SCIENCE CHINA Life Sciences Journal Cover Design Service (H3K36)

SCIENCE CHINA Life Sciences

29 Feb 2024

Di- and tri-methylation of histone H3K36 play distinct roles in DNA double-strand break repair

Runfa Chen^1,†, Meng-Jie Zhao^1,†, Yu-Min Li¹, Ao-Hui Liu¹, Ru-Xin Wang¹, Yu-Chao Mei¹, Xuefeng Chen², Hai-Ning Du^1,*

10.1007/s11427-024-2543-9

Here, we unveil the distinct roles of H3K36 dimethylation (H3K36me2) and H3K36 trimethylation (H3K36me3) in DSB repair via non-homologous end joining (NHEJ) or homologous recombination (HR). Yeast cells lacking H3K36me2 or H3K36me3 exhibit reduced NHEJ or HR efficiency. yKu70 and Rfa1 bind H3K36me2- or H3K36me3-modified peptides and chromatin, respectively. Disrupting these interactions impairs yKu70 and Rfa1 recruitment to damaged H3K36me2- or H3K36me3-rich loci, increasing DNA damage sensitivity and decreasing repair efficiency. Conversely, H3K36me2-enriched intergenic regions and H3K36me3-enriched gene bodies independently recruit yKu70 or Rfa1 under DSB stress.
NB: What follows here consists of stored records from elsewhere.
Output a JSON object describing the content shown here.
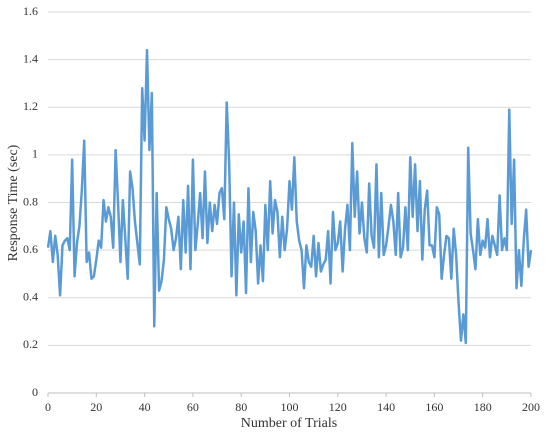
{
  "chart_data": {
    "type": "line",
    "x_label": "Number of Trials",
    "y_label": "Response Time (sec)",
    "x": [
      0,
      1,
      2,
      3,
      4,
      5,
      6,
      7,
      8,
      9,
      10,
      11,
      12,
      13,
      14,
      15,
      16,
      17,
      18,
      19,
      20,
      21,
      22,
      23,
      24,
      25,
      26,
      27,
      28,
      29,
      30,
      31,
      32,
      33,
      34,
      35,
      36,
      37,
      38,
      39,
      40,
      41,
      42,
      43,
      44,
      45,
      46,
      47,
      48,
      49,
      50,
      51,
      52,
      53,
      54,
      55,
      56,
      57,
      58,
      59,
      60,
      61,
      62,
      63,
      64,
      65,
      66,
      67,
      68,
      69,
      70,
      71,
      72,
      73,
      74,
      75,
      76,
      77,
      78,
      79,
      80,
      81,
      82,
      83,
      84,
      85,
      86,
      87,
      88,
      89,
      90,
      91,
      92,
      93,
      94,
      95,
      96,
      97,
      98,
      99,
      100,
      101,
      102,
      103,
      104,
      105,
      106,
      107,
      108,
      109,
      110,
      111,
      112,
      113,
      114,
      115,
      116,
      117,
      118,
      119,
      120,
      121,
      122,
      123,
      124,
      125,
      126,
      127,
      128,
      129,
      130,
      131,
      132,
      133,
      134,
      135,
      136,
      137,
      138,
      139,
      140,
      141,
      142,
      143,
      144,
      145,
      146,
      147,
      148,
      149,
      150,
      151,
      152,
      153,
      154,
      155,
      156,
      157,
      158,
      159,
      160,
      161,
      162,
      163,
      164,
      165,
      166,
      167,
      168,
      169,
      170,
      171,
      172,
      173,
      174,
      175,
      176,
      177,
      178,
      179,
      180,
      181,
      182,
      183,
      184,
      185,
      186,
      187,
      188,
      189,
      190,
      191,
      192,
      193,
      194,
      195,
      196,
      197,
      198,
      199,
      200
    ],
    "series": [
      {
        "name": "Response Time",
        "color": "#5b9bd5",
        "values": [
          0.61,
          0.68,
          0.55,
          0.66,
          0.58,
          0.41,
          0.62,
          0.64,
          0.65,
          0.6,
          0.98,
          0.49,
          0.63,
          0.7,
          0.85,
          1.06,
          0.55,
          0.59,
          0.48,
          0.49,
          0.56,
          0.64,
          0.61,
          0.81,
          0.72,
          0.78,
          0.74,
          0.61,
          1.02,
          0.8,
          0.55,
          0.81,
          0.65,
          0.48,
          0.93,
          0.86,
          0.72,
          0.63,
          0.54,
          1.28,
          1.06,
          1.44,
          1.02,
          1.26,
          0.28,
          0.84,
          0.43,
          0.47,
          0.56,
          0.78,
          0.73,
          0.69,
          0.6,
          0.65,
          0.74,
          0.52,
          0.81,
          0.59,
          0.87,
          0.52,
          0.98,
          0.6,
          0.71,
          0.84,
          0.65,
          0.93,
          0.63,
          0.8,
          0.68,
          0.79,
          0.71,
          0.84,
          0.86,
          0.73,
          1.22,
          0.97,
          0.49,
          0.8,
          0.41,
          0.75,
          0.59,
          0.72,
          0.42,
          0.86,
          0.55,
          0.76,
          0.68,
          0.46,
          0.62,
          0.47,
          0.79,
          0.6,
          0.89,
          0.67,
          0.81,
          0.76,
          0.57,
          0.74,
          0.6,
          0.69,
          0.89,
          0.77,
          0.99,
          0.72,
          0.64,
          0.6,
          0.44,
          0.62,
          0.55,
          0.53,
          0.66,
          0.49,
          0.63,
          0.51,
          0.54,
          0.56,
          0.68,
          0.46,
          0.76,
          0.6,
          0.63,
          0.72,
          0.51,
          0.69,
          0.79,
          0.6,
          1.05,
          0.74,
          0.93,
          0.67,
          0.8,
          0.65,
          0.59,
          0.88,
          0.66,
          0.61,
          0.96,
          0.57,
          0.84,
          0.58,
          0.62,
          0.7,
          0.79,
          0.72,
          0.58,
          0.84,
          0.57,
          0.61,
          0.78,
          0.6,
          0.99,
          0.74,
          0.96,
          0.68,
          0.89,
          0.56,
          0.77,
          0.85,
          0.62,
          0.62,
          0.57,
          0.78,
          0.75,
          0.48,
          0.58,
          0.66,
          0.65,
          0.48,
          0.69,
          0.58,
          0.38,
          0.22,
          0.33,
          0.21,
          1.03,
          0.67,
          0.6,
          0.52,
          0.73,
          0.58,
          0.64,
          0.61,
          0.73,
          0.57,
          0.66,
          0.62,
          0.58,
          0.83,
          0.6,
          0.65,
          0.6,
          1.19,
          0.71,
          0.98,
          0.44,
          0.6,
          0.45,
          0.64,
          0.77,
          0.53,
          0.6
        ]
      }
    ],
    "xlim": [
      0,
      200
    ],
    "xticks": [
      0,
      20,
      40,
      60,
      80,
      100,
      120,
      140,
      160,
      180,
      200
    ],
    "ylim": [
      0,
      1.6
    ],
    "yticks": [
      0,
      0.2,
      0.4,
      0.6,
      0.8,
      1,
      1.2,
      1.4,
      1.6
    ],
    "grid": true
  }
}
Importantly, human KU70 and RPA1, the homologs of yKu70 and Rfa1, exclusively associate with H3K36me2 and H3K36me3 in a conserved manner. These findings provide valuable insights into how H3K36me2 and H3K36me3 regulate distinct DSB repair pathways, highlighting H3K36 methylation as a critical element in the choice of DSB repair pathway.